Fabian shook his head. "I fear," said he, "that it is I who now cause him the greatest vexation, although I do so sorely against my will. You are aware that it was my 'History of Ancient Germany' that first gave rise to that unfortunate strife between him and Professor Weber,--a strife that has grown more and more bitter, until it has resulted in estrangement. Professor Schwarz, who has a very impetuous nature, was exasperated at the popularity of my book, and resorted to personalities against his colleagues. Seeing that the whole university sided with his rival, he threatened to resign, but the threat was merely for effect, as he supposed that his services could not be dispensed with. His irascible nature, however, had made him so many enemies among the regents of the university, that no attempt was made to retain him, and his resignation was accepted. He is soon to leave."

"That is a lucky thing for the university," coolly remarked Gretchen; "but I really believe you censure yourself for it; it would be just like you."

"And this is not all," said Doctor Fabian, hesitatingly and half audibly; "there is a desire that I--that I should take his position. Professor Weber writes that I am to be offered the professorship--I, a mere private tutor, without academic experience, and whose sole merit lies in his book, the first he has ever published. This is an occurrence so unusual, so unprecedented, that at first I was taken completely by surprise."

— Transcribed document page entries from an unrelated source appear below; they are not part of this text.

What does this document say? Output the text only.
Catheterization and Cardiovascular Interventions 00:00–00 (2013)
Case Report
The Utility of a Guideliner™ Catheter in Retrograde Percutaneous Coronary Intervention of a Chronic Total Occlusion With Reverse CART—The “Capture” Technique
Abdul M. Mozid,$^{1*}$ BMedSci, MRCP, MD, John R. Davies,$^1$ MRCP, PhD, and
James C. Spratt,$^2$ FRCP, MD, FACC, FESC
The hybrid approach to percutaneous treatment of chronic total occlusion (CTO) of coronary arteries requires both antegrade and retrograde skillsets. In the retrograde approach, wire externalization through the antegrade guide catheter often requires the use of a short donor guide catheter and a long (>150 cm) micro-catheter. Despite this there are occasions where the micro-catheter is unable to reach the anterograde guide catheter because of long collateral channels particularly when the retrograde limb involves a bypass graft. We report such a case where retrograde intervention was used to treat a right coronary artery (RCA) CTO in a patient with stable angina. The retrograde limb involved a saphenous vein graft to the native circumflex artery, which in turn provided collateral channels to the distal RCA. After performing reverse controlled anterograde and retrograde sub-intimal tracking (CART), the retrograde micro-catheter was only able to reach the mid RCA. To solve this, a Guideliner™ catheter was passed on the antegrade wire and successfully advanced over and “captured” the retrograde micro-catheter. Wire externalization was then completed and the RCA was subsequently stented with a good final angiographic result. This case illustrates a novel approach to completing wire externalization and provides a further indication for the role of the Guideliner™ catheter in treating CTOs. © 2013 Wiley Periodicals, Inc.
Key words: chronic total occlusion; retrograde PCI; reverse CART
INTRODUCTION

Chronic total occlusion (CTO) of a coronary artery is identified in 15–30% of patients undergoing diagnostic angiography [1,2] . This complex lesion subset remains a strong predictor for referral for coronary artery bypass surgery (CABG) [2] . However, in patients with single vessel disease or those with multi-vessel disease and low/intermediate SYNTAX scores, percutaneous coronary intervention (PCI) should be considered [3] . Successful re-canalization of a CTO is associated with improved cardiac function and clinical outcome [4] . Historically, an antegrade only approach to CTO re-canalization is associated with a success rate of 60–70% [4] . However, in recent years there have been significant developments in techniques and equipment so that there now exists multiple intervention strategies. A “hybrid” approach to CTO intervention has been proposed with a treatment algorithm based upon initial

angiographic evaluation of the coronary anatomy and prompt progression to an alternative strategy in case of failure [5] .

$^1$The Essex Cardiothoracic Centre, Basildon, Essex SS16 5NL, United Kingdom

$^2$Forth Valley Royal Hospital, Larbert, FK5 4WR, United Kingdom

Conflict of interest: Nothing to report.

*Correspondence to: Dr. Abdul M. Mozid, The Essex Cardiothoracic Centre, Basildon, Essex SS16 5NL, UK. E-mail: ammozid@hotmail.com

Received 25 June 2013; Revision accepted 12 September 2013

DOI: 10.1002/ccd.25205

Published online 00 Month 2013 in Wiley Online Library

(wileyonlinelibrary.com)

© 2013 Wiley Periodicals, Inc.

Gretchen looked neither surprised nor confounded; she seemed to think this proceeding the most natural thing in the world. "They are very wise in offering you a professorship," she said; "you are a greater man than Professor Schwarz; your work stands far above his writings, and when you once occupy his chair, your renown will overshadow his."

"But, Fräulein Frank, you are acquainted neither with the professor nor with his works," protested the doctor, timidly.

"That does not matter; I am acquainted with you," said the young girl, in a manner that forbade all protest. "You will of course accept?"

"I hardly think I shall. Honorable as the position is, I scarcely dare accept it, for I fear I am not fitted for it. Years of seclusion and a solitary life with my books, have almost disqualified me for public life, and have totally unfitted me for the social requirements of such a station. But my main objection is that I do not wish to leave Waldemar now, when so many dangers and difficulties environ him. I am the only one whose absence he would regret; it would be the height of ingratitude if, for the sake of mere personal advantage, I should--"

"And it would be the height of selfishness in Herr Nordeck to accept the sacrifice of your whole future," interrupted Gretchen. "Fortunately, he will not do it; he will never oppose your entering upon a path which would insure your happiness and prosperity."

"My happiness," repeated Doctor Fabian, in a tone of deep dejection; "there you are in error. I have sought and I have found perfect satisfaction in my studies, and I considered it an especial favor of fortune when my pupil, who had once been so cold and distant toward me, became my warm, true friend. I have never known what is called real happiness,--a home, a family; I probably never shall. It would be presumption in me to dream of that higher bliss now that so great and unexpected a success has been granted me. I am content with my lot."

For all their resignation, these words had a very melancholy tone, and yet they did not seem to awaken much sympathy in the youthful listener. Her lips curled in scorn.